The generalizations of the media about the religious right
were often crude. I met some of those religious people as you have and as a religious person myself (with a far less evolved practice than yours) empathized with
them. But how do you explain the movement of voters in Ohio in ’04 who helped
defeat Kerry over gay marriage? They were religious right. I don’t know if they
were 10 percent or 90 percent of the Christian community, but it seems utterly
fair of the media to use the generalization, evangelical Christian, when trying to understand their power; and then go
in and see if there are distinctions to be made.

You seem angry that we have not been specific enough
about the lobby. I wish I understood it better myself. But note that when a
well-known journalist gives a talk to the lobby on how to help Israel in the
upcoming elections, Peter Beinart the other day, AIPAC won’t let me attend; and
Beinart doesn’t write about it. I attended Middle East Forum and CAMERA events
by paying $50 a shot, and then I reported on how those organizations work. Two years ago
when the New York Theatre Workshop cancelled a scheduled production of the Rachel
Corrie play because of pressure from the community or board members, I covered
that story for the Nation and couldn’t get a straight answer about why this censorship
took place. The chairman of the NYTW is a former college roommate of mine,
Stephen Graham, a son of the late Katharine and Philip Graham. He did not return my
phone call. Was that the lobby? Yes, it was: it was some kind of campaign
against the right of Rachel Corrie even in death to free speech. And it would
not identify itself; or those who saw it in action wouldn’t say how it worked.

The same sort of campaign which you
dignify as criticism was launched against Walt and Mearsheimer. I think part of
what you object to is an earnest journalistic effort on the part of a few
people, including lately Aaron David Miller on his website, to open this
process up and describe what goes on, so far a piecemeal effort involving a very complex political process that has been going on for more than 60 years and, according to Abba Eban, involves American Jews applying "pressure and influence" on American presidents.
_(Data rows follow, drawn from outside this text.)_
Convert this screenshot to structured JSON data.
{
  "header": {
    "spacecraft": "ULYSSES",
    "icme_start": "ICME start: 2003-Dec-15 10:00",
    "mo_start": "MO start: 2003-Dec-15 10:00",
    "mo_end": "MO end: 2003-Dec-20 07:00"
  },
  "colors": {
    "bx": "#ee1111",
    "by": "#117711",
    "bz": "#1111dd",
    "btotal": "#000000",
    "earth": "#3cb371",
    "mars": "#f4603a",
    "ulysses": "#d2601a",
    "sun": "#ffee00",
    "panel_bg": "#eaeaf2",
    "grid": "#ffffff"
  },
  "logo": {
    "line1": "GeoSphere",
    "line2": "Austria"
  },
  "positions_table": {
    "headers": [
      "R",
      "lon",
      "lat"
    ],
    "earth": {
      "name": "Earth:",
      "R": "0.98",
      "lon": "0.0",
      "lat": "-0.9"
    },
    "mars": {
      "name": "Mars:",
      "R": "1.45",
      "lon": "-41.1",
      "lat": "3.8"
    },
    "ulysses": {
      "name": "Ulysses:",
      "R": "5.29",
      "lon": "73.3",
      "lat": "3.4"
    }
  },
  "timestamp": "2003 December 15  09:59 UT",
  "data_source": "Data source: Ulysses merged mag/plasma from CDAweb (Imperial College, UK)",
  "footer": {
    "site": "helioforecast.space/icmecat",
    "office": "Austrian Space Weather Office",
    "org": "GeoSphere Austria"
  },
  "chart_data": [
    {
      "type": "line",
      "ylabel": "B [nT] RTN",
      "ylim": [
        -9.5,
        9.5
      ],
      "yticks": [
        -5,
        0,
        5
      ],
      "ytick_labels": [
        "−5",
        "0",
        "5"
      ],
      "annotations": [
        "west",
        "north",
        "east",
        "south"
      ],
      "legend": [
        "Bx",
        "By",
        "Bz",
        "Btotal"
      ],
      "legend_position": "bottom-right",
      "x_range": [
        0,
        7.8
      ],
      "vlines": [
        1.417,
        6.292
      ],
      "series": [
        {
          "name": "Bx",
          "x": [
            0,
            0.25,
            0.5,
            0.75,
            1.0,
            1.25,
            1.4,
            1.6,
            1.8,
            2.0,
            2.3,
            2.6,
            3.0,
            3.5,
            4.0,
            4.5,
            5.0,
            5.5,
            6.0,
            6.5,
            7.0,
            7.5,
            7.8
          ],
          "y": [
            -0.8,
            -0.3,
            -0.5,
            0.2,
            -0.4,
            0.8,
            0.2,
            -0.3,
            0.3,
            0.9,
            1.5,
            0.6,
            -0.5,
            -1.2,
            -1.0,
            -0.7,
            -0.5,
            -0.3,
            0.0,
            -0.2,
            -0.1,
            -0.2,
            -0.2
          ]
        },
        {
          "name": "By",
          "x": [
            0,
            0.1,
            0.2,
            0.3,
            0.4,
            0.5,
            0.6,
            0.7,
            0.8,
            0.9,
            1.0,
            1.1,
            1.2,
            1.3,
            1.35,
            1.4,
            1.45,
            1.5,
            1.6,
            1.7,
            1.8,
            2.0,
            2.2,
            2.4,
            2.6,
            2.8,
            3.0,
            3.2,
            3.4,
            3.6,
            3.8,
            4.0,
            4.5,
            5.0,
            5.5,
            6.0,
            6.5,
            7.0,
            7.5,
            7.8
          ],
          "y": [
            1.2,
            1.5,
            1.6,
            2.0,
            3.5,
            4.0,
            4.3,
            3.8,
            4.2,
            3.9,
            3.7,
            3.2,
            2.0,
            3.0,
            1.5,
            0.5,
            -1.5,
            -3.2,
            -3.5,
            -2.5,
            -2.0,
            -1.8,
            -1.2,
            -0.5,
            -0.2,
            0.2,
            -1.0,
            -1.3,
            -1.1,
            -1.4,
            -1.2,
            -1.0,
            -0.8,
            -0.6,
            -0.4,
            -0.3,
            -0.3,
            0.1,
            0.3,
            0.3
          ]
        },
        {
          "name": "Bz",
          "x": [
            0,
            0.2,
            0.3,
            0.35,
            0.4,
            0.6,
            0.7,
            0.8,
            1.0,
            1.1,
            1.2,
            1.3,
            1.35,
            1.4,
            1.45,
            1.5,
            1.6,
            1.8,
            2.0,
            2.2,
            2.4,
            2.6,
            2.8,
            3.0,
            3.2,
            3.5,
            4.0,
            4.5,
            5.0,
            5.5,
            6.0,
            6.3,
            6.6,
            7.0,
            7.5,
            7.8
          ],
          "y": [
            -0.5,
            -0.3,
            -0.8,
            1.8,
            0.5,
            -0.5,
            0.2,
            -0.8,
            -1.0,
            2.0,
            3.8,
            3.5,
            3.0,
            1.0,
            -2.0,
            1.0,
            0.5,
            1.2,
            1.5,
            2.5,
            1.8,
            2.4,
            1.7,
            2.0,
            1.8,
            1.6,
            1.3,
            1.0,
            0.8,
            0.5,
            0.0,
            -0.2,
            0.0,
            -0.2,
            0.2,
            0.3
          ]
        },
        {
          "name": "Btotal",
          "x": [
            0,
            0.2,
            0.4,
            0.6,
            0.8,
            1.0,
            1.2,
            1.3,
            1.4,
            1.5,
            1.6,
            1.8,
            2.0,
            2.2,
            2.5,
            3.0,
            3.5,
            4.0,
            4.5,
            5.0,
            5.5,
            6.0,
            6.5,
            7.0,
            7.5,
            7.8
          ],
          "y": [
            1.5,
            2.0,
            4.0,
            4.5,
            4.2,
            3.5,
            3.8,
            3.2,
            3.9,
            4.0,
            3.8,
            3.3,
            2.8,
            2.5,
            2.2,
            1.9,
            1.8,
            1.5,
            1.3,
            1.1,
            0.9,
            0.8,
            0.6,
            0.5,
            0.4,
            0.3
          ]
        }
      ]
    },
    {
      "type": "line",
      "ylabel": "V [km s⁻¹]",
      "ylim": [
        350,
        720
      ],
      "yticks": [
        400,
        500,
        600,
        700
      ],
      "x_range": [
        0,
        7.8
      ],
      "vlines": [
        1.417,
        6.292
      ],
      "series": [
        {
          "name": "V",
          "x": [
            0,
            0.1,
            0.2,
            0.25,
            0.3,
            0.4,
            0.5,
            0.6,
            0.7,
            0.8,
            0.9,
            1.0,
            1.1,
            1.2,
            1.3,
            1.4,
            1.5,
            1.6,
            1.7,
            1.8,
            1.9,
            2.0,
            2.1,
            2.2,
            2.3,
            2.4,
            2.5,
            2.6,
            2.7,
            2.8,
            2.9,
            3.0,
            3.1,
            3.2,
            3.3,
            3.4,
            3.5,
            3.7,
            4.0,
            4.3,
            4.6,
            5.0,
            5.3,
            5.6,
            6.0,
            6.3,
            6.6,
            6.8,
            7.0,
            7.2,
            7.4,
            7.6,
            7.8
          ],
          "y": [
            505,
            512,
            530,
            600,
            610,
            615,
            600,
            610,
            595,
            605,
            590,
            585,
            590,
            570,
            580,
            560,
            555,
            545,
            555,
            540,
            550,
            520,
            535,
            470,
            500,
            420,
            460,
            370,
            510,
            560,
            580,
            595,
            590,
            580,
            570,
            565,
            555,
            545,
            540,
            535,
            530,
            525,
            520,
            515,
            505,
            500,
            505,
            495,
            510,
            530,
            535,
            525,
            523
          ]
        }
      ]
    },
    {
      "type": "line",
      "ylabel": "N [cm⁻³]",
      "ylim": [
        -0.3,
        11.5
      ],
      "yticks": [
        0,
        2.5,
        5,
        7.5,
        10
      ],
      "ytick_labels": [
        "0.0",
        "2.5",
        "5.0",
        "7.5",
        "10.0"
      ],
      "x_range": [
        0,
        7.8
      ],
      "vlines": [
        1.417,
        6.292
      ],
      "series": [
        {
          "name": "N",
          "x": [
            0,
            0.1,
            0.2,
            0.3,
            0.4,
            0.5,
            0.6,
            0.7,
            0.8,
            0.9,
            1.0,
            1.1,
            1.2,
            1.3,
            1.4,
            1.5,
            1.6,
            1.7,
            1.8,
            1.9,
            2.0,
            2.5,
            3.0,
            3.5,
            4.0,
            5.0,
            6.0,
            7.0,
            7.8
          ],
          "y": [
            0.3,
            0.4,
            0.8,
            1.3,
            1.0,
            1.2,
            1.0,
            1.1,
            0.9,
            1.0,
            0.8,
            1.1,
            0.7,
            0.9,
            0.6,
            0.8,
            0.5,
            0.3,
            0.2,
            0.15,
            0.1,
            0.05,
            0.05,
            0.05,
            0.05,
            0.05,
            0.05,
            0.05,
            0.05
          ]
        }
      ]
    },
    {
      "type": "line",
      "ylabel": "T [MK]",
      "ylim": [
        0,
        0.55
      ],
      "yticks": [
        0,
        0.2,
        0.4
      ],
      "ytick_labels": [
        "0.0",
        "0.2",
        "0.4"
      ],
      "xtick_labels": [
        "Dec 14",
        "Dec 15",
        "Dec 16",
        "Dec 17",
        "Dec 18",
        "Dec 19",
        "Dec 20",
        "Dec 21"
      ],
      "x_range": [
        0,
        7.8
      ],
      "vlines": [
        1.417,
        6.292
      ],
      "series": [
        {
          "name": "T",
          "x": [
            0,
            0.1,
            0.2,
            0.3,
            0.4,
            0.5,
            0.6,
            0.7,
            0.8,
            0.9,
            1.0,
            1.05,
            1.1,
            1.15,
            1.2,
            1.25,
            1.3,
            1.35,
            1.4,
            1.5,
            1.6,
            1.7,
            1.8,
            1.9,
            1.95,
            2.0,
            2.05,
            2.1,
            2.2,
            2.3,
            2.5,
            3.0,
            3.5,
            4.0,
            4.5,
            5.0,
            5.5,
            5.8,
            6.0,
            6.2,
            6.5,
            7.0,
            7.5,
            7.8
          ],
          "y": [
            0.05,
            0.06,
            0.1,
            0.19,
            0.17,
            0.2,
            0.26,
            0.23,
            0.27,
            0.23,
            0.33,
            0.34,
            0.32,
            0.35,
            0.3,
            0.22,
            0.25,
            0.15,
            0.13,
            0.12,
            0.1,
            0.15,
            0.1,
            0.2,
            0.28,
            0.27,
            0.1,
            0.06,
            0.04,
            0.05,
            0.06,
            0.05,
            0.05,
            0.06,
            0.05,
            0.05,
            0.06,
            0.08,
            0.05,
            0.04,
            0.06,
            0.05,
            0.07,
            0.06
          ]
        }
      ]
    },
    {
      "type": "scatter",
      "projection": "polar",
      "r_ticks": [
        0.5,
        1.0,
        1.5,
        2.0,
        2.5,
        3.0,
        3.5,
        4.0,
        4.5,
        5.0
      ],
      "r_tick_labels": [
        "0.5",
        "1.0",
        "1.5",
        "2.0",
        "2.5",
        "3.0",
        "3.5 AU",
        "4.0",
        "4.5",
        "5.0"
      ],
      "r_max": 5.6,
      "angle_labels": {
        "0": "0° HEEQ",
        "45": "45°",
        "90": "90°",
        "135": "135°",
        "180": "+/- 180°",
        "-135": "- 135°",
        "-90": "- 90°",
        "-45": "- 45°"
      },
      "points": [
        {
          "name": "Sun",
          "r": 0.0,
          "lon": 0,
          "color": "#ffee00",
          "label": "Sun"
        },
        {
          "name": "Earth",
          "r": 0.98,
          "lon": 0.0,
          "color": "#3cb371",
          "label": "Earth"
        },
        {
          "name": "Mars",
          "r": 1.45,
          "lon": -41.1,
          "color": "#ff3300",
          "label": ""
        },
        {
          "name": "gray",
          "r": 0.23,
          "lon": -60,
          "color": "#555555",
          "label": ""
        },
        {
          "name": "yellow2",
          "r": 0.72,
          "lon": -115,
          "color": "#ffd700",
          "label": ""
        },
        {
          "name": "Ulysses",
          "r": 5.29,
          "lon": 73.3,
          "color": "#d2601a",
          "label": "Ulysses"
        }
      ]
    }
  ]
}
Until
Fleshler’s people actually take a stand, or the Times starts investigating the
lobby earnestly, or politicians come out against it, our efforts will be like the nine blind guys who go into a room
with an elephant and come out describing it in very different ways. This is the
nature of intellectual inquiry. 

One more point. I have been to a few Muslim countries. My
observation is that they are generally struggling with women’s rights issues
and freedom of speech. They are backward in this respect. I share the conventional prejudice on this score; these are generalizations that I feel are true and
important, inasmuch as these issues are affecting world politics. Do they
reflect every Muslim individual? No. Still I pray for reform of these backward
values in the Arab world. As I work for reform of my American Jewry, which has capitulated to racist policies half a world away.